Он вдруг впервые за долгие годы стал думать о своей далекой родне, жившей в саратовских степях, торговавшей хлебом, гонявшей вверх по Волге тяжелые барки с зерном. О своем прадеде, что построил на волжском берегу церковь и открыл в побережных селах школы и библиотеки. Он помнил об этом прадеде смутные подробности, о которых рассказывала ему мать. Но ее уже не было на свете. И эта невозможность поговорить с ней, утерянная навсегда сладость видеть ее дорогое лицо причинили ему мгновенную боль, которая сменилась умилением и печалью.
Он думал о своих новых знакомцах, которые поначалу показались ему провинциальными безумцами, но потом обнаружили в себе народную сказочность, давно исчезнувшую в циничных и меркантильных москвичах, но сохранившуюся в краю монастырей, паломников и народных мудрецов.
Он слушал далекую гармонь. Сладкий ветер летел над лугом. Теплые сосновые бревна пахли смолой. И он уснул, окруженный тайной, которая лишь на первый взгляд казалась темной и пугающей, но хранила в себе ослепительную красоту.
Он проснулся, когда солнце перешло на другую сторону неба. Все казалось иным. Ветер дул с другой стороны. Тени от бревен лежали иначе. Гармонь в селе то умолкала, то одиноко и дико взвизгивала. И оттуда, где стояли дома и открывалась улица, тянуло каким-то бесцветным угаром.
Зеркальцев, испытывая дурные предчувствия, двинулся на этот угар, который сочился больными удушающими струями.
Сначала он увидел брошенную лопату и метлу и носилки, до половины наполненные мусором. Потом ему навстречу попался человек, пьяный, с растрепанными волосами и слепо раскрытыми, побелевшими глазами. Он шатался, шарахался из стороны в сторону. Упал, попробовал подняться. Снова упал и пополз на четвереньках, по-собачьи, рыча и поскуливая.
У ограды дома спорили два мужика, остервенелые, красные, ненавидящие. Толкали друг друга в грудь кулаками, пока один не хрястнул другого в лицо, выбивая из носа красные брызги, и они сцепились в комок, грызли друг друга, рвали рубахи, бессвязно крича и охая.
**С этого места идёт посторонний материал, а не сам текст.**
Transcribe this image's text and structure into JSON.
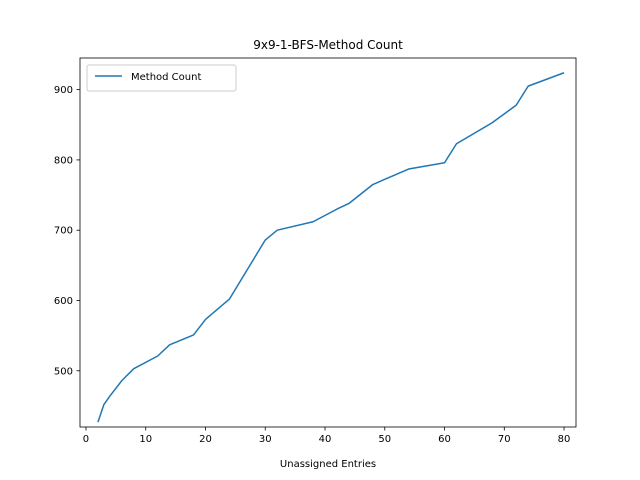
{
  "chart_data": {
    "type": "line",
    "title": "9x9-1-BFS-Method Count",
    "xlabel": "Unassigned Entries",
    "ylabel": "",
    "xlim": [
      -1,
      82
    ],
    "ylim": [
      420,
      945
    ],
    "xticks": [
      0,
      10,
      20,
      30,
      40,
      50,
      60,
      70,
      80
    ],
    "yticks": [
      500,
      600,
      700,
      800,
      900
    ],
    "grid": false,
    "legend_position": "upper-left",
    "series": [
      {
        "name": "Method Count",
        "color": "#1f77b4",
        "x": [
          2,
          3,
          4,
          6,
          8,
          12,
          14,
          18,
          20,
          24,
          30,
          32,
          38,
          42,
          44,
          48,
          54,
          60,
          62,
          68,
          72,
          74,
          80
        ],
        "y": [
          427,
          452,
          464,
          486,
          503,
          521,
          537,
          551,
          573,
          602,
          686,
          700,
          712,
          730,
          738,
          765,
          787,
          796,
          823,
          853,
          878,
          905,
          924
        ]
      }
    ]
  }
}
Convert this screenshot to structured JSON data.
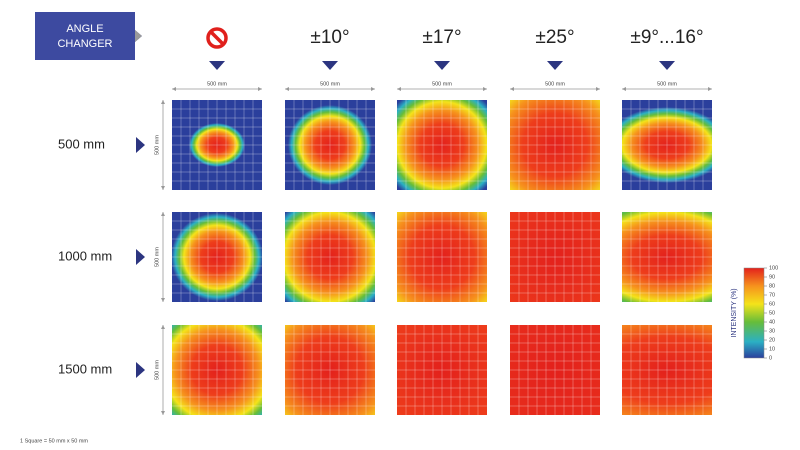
{
  "header": {
    "title_lines": [
      "ANGLE",
      "CHANGER"
    ]
  },
  "columns": [
    "±10°",
    "±17°",
    "±25°",
    "±9°...16°"
  ],
  "width_label": "500 mm",
  "height_label": "500 mm",
  "rows": [
    "500 mm",
    "1000 mm",
    "1500 mm"
  ],
  "colorbar": {
    "title": "INTENSITY (%)",
    "ticks": [
      0,
      10,
      20,
      30,
      40,
      50,
      60,
      70,
      80,
      90,
      100
    ]
  },
  "footnote": "1 Square = 50 mm x 50 mm"
}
Из проулка вывернул сельский дурачок. Слюнявый рот был растянут в идиотской улыбке, синие, слезящиеся глаза смотрели блаженно вдаль. Он прижимал к груди недопитую бутылку. Останавливался, запрокидывал небритую шею и сладостно вливал в себя водку, захлебываясь, постанывая и икая.
Из дома выбежала босая, в разорванной кофте женщина, пьяно споткнулась, кинулась по улице, голося:
– Ой, мамочки родные, за что он меня топором! Отымите топор у зверя!
Вслед ей вышел из калитки мужик в рубашке навыпуск, с мутными злыми глазами:
– Бежи, бежи, сука! Вернешься, все одно зарублю!
Село хрипело, шевелилось, звякало. Открывались и захлопывались окна. Стучали двери. Люди выбегали из домов и снова вбегали, словно торопились совершить какое-то неотложное дело. У тех, кто вбегал, в руках блестели бутылки. У тех, кто выбегал, лица были сосредоточенные, одержимые страстью, обращены все в одну сторону, где находилась одна для всех желанная цель.
Зеркальцев, испытывая страх и страдание, шел по селу, чувствуя, что на село совершено нападение. Жители, собравшиеся на сход, захотели освободиться от гнета, сбросить захватчиков, подняли восстание. Но захватчики кинули на подавление бунта карателей, и восстание было жестоко подавлено, в селе шла расправа.
У крыльца правления, где еще недавно толпился сход, теперь было пусто. Одиноко и дико трепетал красный флаг с серпом и молотом, и в этом трепете бессмысленного флага был ужас подавленного восстания, безнадежность сопротивления.
«Мой народ! – думал он отрешенно. – Мой народ!»